The US Federal Maritime Commission (FMC) fact-finding report into container liner shipping during the COVID-19 pandemic has concluded that despite customer perceptions of collusion and lack of competition as freight rates soared, neither was actually the case.
The US overseer of matters related to liner shipping, released the report titled “Effects of the COVID-19 Pandemic on the U.S. International Ocean Supply Chain: Stakeholder Engagement and Possible Violations of 46 U.S.C. &41102-c” on Thursday.
Shortly after the COVID-19 pandemic reached crisis proportions in the United States in 2020, the FMC was tasked with identifying solutions to supply chain problems. The agency created a task force to formulate proposals to investigate problems in the ocean carrier marketplace. With a barrage of complaints coming from cargo owners, the main items were the high costs of moving boxes, partly attributed to the blanked sailings of Summer 2020, as well as issues surrounding demurrage and detention practices – with terminals overflowing with containers unable to move being a very visible symptom.

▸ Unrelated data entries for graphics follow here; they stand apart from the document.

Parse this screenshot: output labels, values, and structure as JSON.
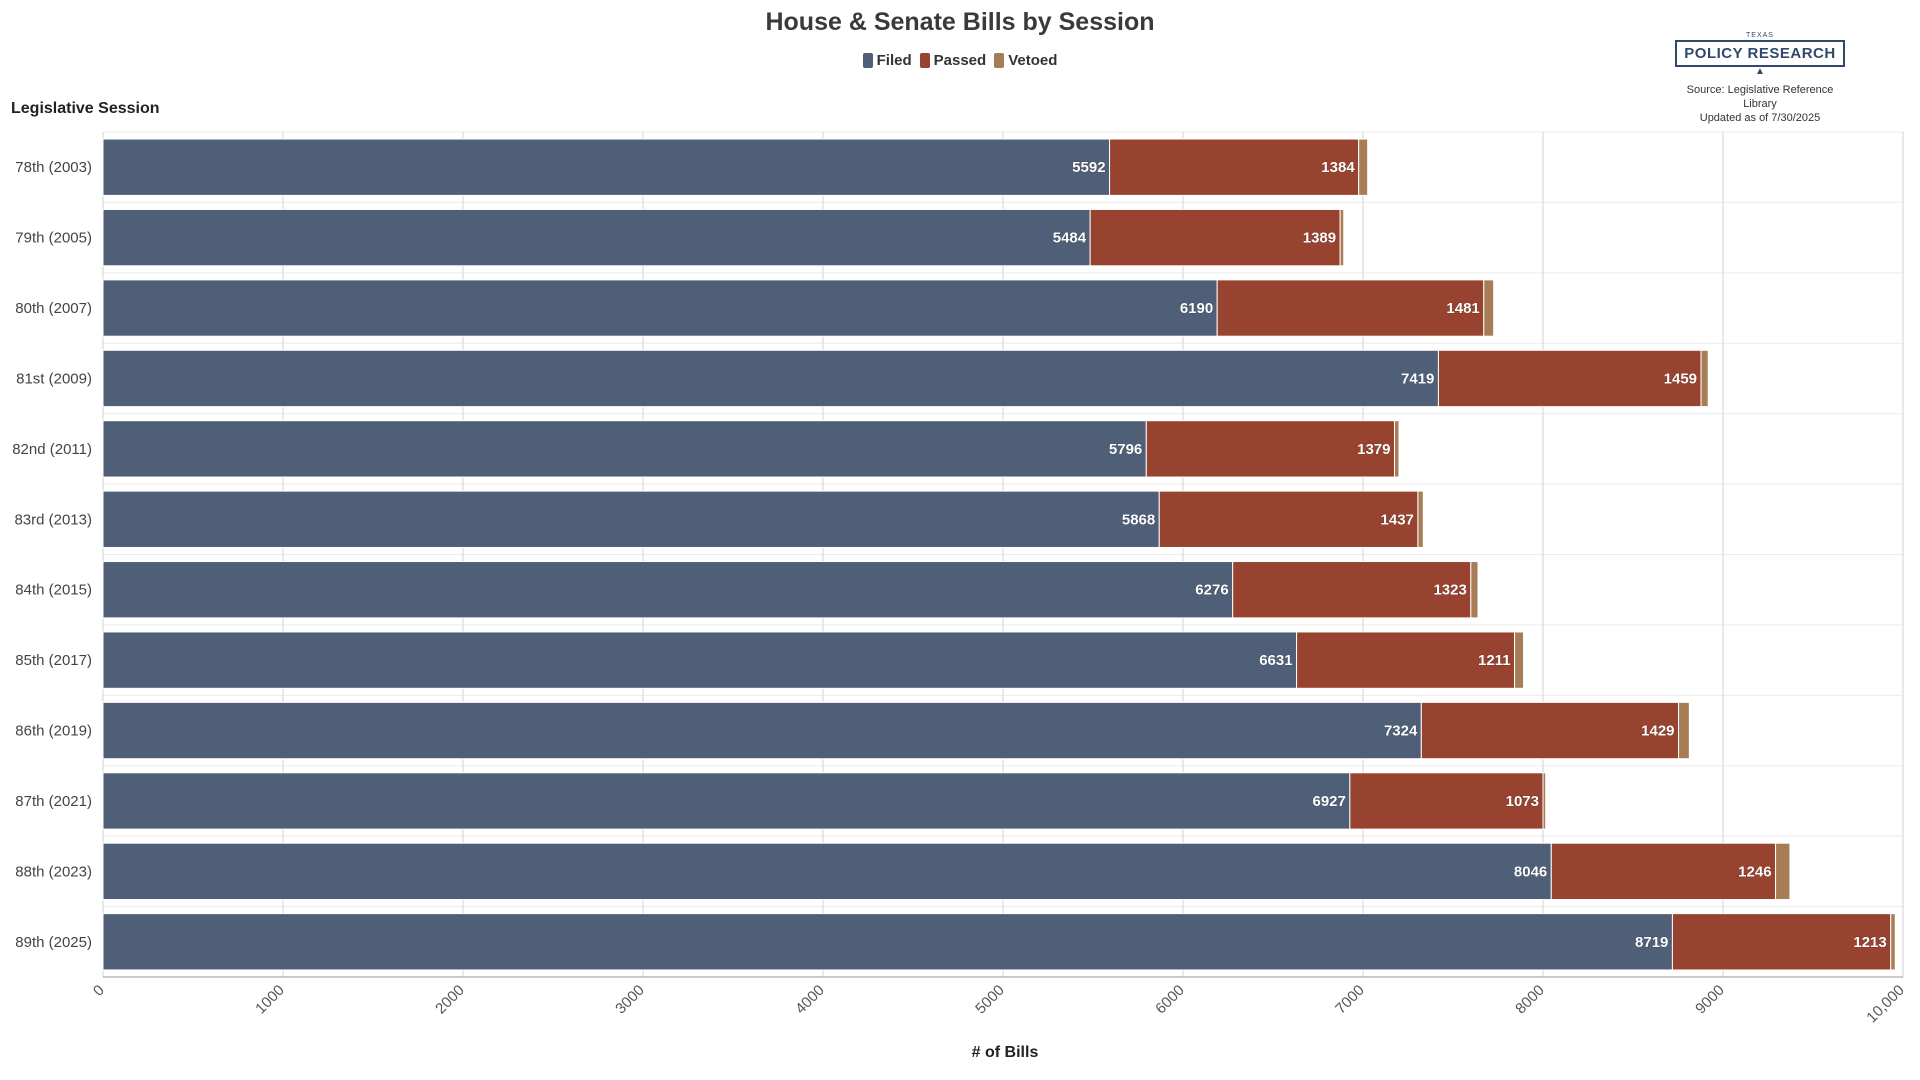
{
  "chart_data": {
    "type": "bar",
    "orientation": "horizontal",
    "stacked": true,
    "title": "House & Senate Bills by Session",
    "ylabel": "Legislative Session",
    "xlabel": "# of Bills",
    "xlim": [
      0,
      10000
    ],
    "xticks": [
      "0",
      "1000",
      "2000",
      "3000",
      "4000",
      "5000",
      "6000",
      "7000",
      "8000",
      "9000",
      "10,000"
    ],
    "categories": [
      "78th (2003)",
      "79th (2005)",
      "80th (2007)",
      "81st (2009)",
      "82nd (2011)",
      "83rd (2013)",
      "84th (2015)",
      "85th (2017)",
      "86th (2019)",
      "87th (2021)",
      "88th (2023)",
      "89th (2025)"
    ],
    "series": [
      {
        "name": "Filed",
        "color": "#4f5f78",
        "values": [
          5592,
          5484,
          6190,
          7419,
          5796,
          5868,
          6276,
          6631,
          7324,
          6927,
          8046,
          8719
        ]
      },
      {
        "name": "Passed",
        "color": "#97432f",
        "values": [
          1384,
          1389,
          1481,
          1459,
          1379,
          1437,
          1323,
          1211,
          1429,
          1073,
          1246,
          1213
        ]
      },
      {
        "name": "Vetoed",
        "color": "#a67d57",
        "values": [
          50,
          20,
          55,
          40,
          25,
          30,
          40,
          50,
          60,
          15,
          80,
          25
        ]
      }
    ],
    "legend_position": "top-center",
    "grid": true
  },
  "branding": {
    "logo_top": "TEXAS",
    "logo_name": "POLICY RESEARCH",
    "source_line1": "Source: Legislative Reference Library",
    "source_line2": "Updated as of 7/30/2025"
  }
}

“Using established antitrust analytical tools also used by our sister competition agencies, the Department of Justice and the Federal Trade Commission, and not withstanding certain misconceptions, the current market for ocean liner services in the Trans-Pacific trade is not concentrated, and the Trans-Atlantic trade is minimally concentrated. Competition among ocean common carriers, among the three major alliances and among the members in each of the alliances is vigorous,” the report overseen by FMC Commissioner Rebecca Dye said.

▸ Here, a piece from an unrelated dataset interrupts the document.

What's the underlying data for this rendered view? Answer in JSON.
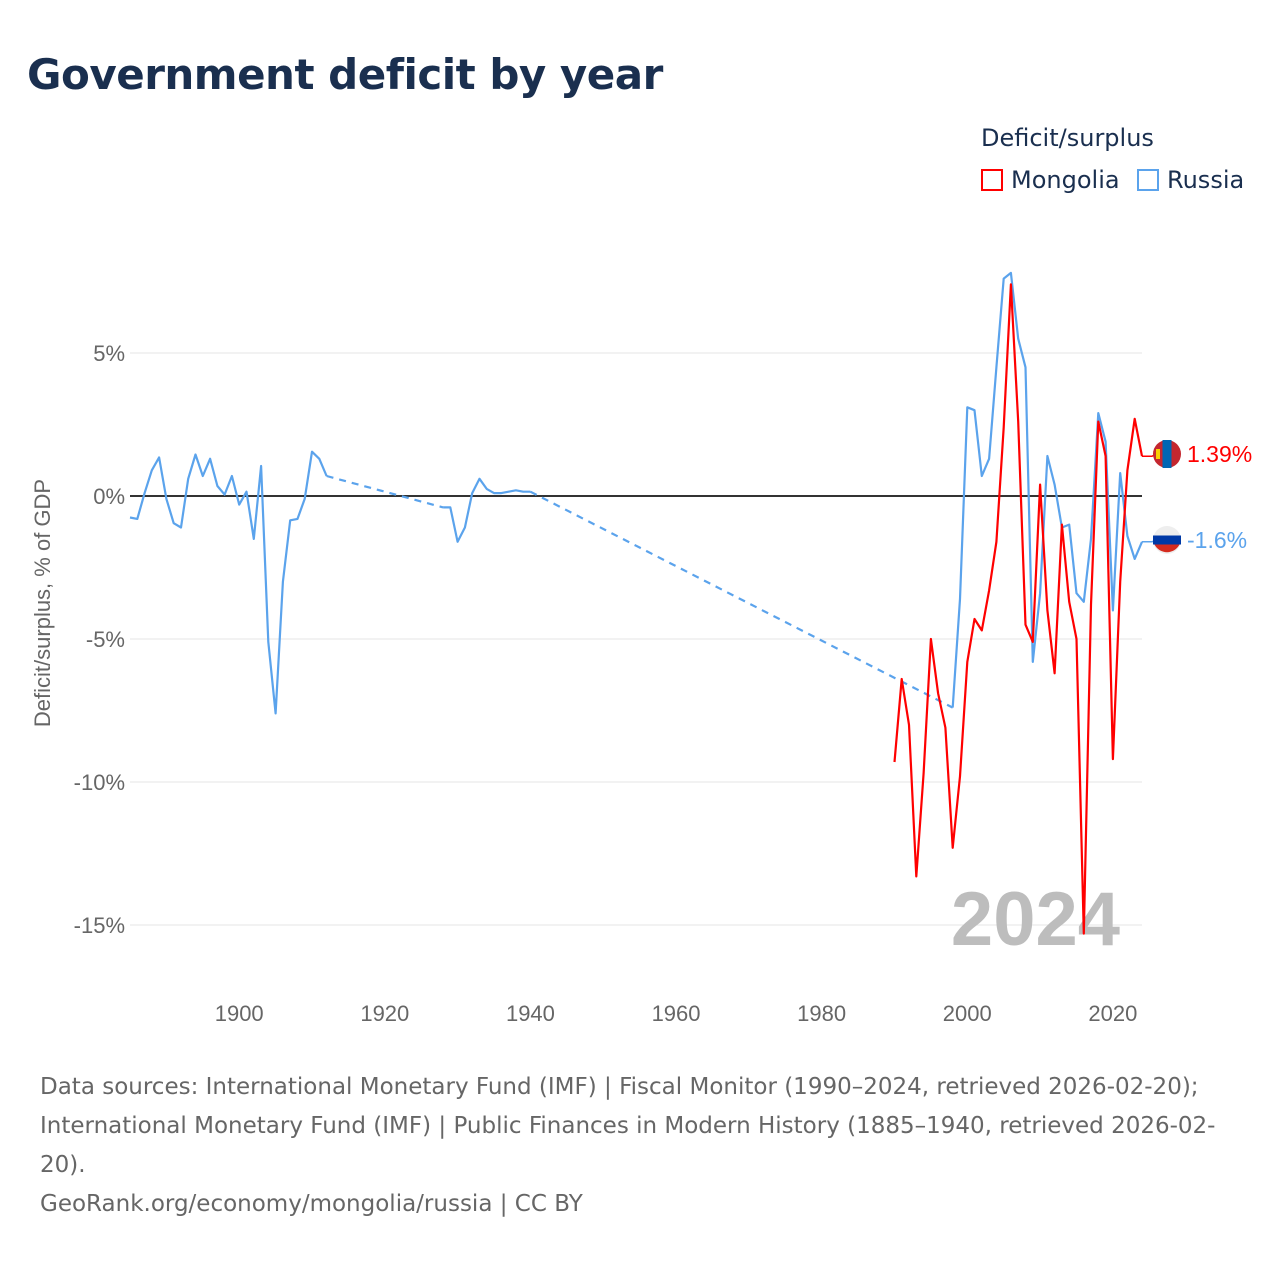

The report recognised that high prices for moving containers are the results of market dynamics, and not collusion.
“The Fact Finding Officer concludes that although certain ocean transportation prices, especially spot prices, are disturbingly high by historical measures, those prices are exacerbated by the pandemic, an unexpected and unprecedented surge in consumer spending, particularly in the United States, and supply chain congestion, and are the product of the market forces of supply and demand,” it stated.
“The Fact Finding Officer further believes that the most productive path forward for shippers and ocean carriers alike would be to enter into mutually enforceable and binding service contracts — true ‘meeting of the minds’— that are enforceable commercial documents.

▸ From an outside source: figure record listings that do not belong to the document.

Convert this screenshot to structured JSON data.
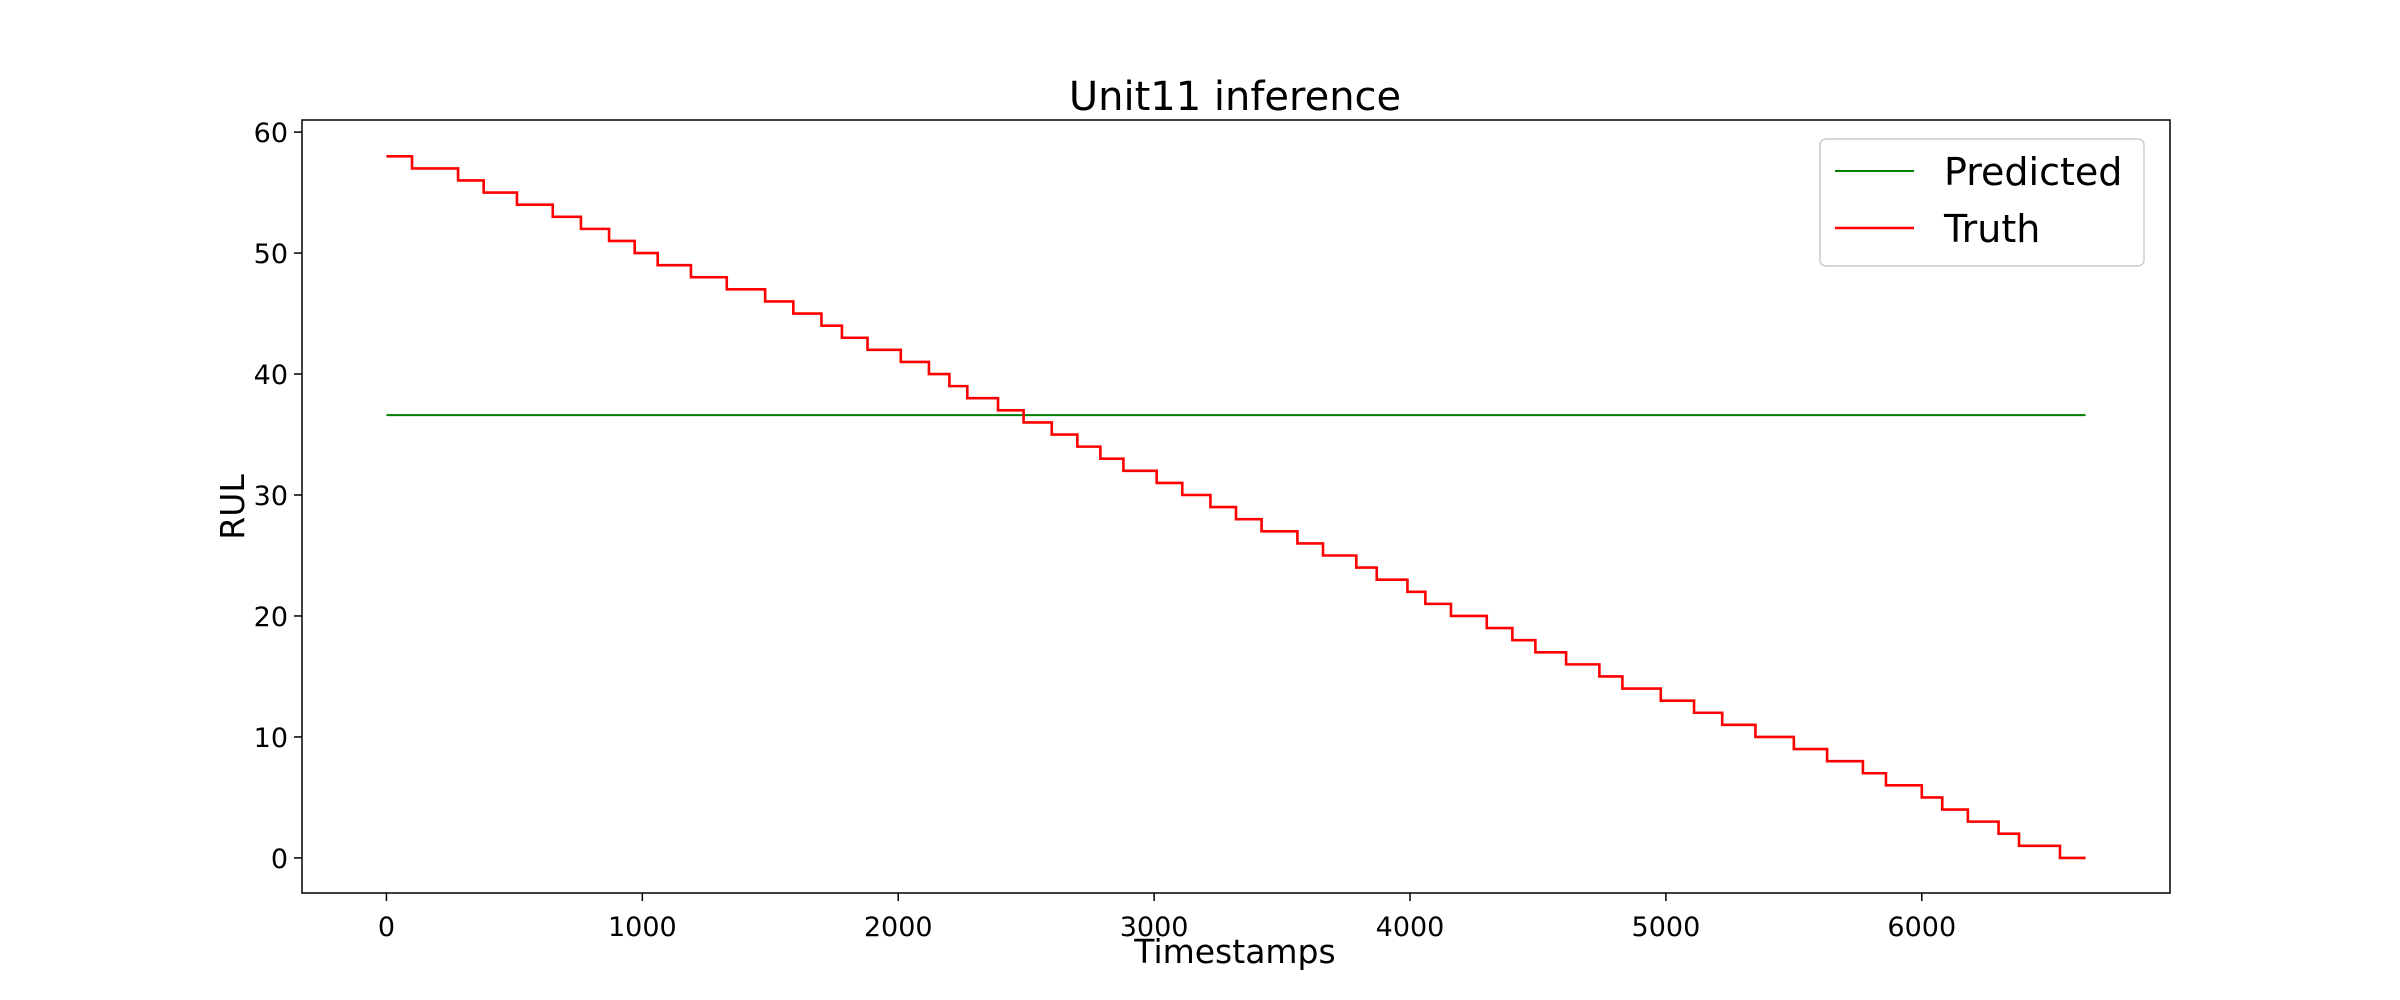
{
  "chart_data": {
    "type": "line",
    "title": "Unit11 inference",
    "xlabel": "Timestamps",
    "ylabel": "RUL",
    "xlim": [
      -330,
      6970
    ],
    "ylim": [
      -2.9,
      61
    ],
    "xticks": [
      0,
      1000,
      2000,
      3000,
      4000,
      5000,
      6000
    ],
    "yticks": [
      0,
      10,
      20,
      30,
      40,
      50,
      60
    ],
    "grid": false,
    "legend_position": "top-right",
    "series": [
      {
        "name": "Predicted",
        "color": "#008000",
        "x": [
          0,
          6640
        ],
        "y": [
          36.6,
          36.6
        ]
      },
      {
        "name": "Truth",
        "color": "#ff0000",
        "step": "post",
        "x": [
          0,
          100,
          280,
          380,
          510,
          650,
          760,
          870,
          970,
          1060,
          1190,
          1330,
          1480,
          1590,
          1700,
          1780,
          1880,
          2010,
          2120,
          2200,
          2270,
          2390,
          2490,
          2600,
          2700,
          2790,
          2880,
          3010,
          3110,
          3220,
          3320,
          3420,
          3560,
          3660,
          3790,
          3870,
          3990,
          4060,
          4160,
          4300,
          4400,
          4490,
          4610,
          4740,
          4830,
          4980,
          5110,
          5220,
          5350,
          5500,
          5630,
          5770,
          5860,
          6000,
          6080,
          6180,
          6300,
          6380,
          6540,
          6640
        ],
        "y": [
          58,
          57,
          56,
          55,
          54,
          53,
          52,
          51,
          50,
          49,
          48,
          47,
          46,
          45,
          44,
          43,
          42,
          41,
          40,
          39,
          38,
          37,
          36,
          35,
          34,
          33,
          32,
          31,
          30,
          29,
          28,
          27,
          26,
          25,
          24,
          23,
          22,
          21,
          20,
          19,
          18,
          17,
          16,
          15,
          14,
          13,
          12,
          11,
          10,
          9,
          8,
          7,
          6,
          5,
          4,
          3,
          2,
          1,
          0,
          0
        ]
      }
    ]
  }
}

“Without enforceable contracts, shippers are unable to protect themselves from volatile shipping rates and ocean carriers have few forecasting tools to provide the shipping capacity necessary to serve their customers,” the FMC report said.
The report comes two months after the US Senate passed its Ocean Shipping Reform Act of 2022. If the legislation moves successfully through the House of Representatives — as many observers expect that it will do, and is signed into law by President Biden, FMC’s regulatory clout, including its ability to initiate investigations, would be greatly increased.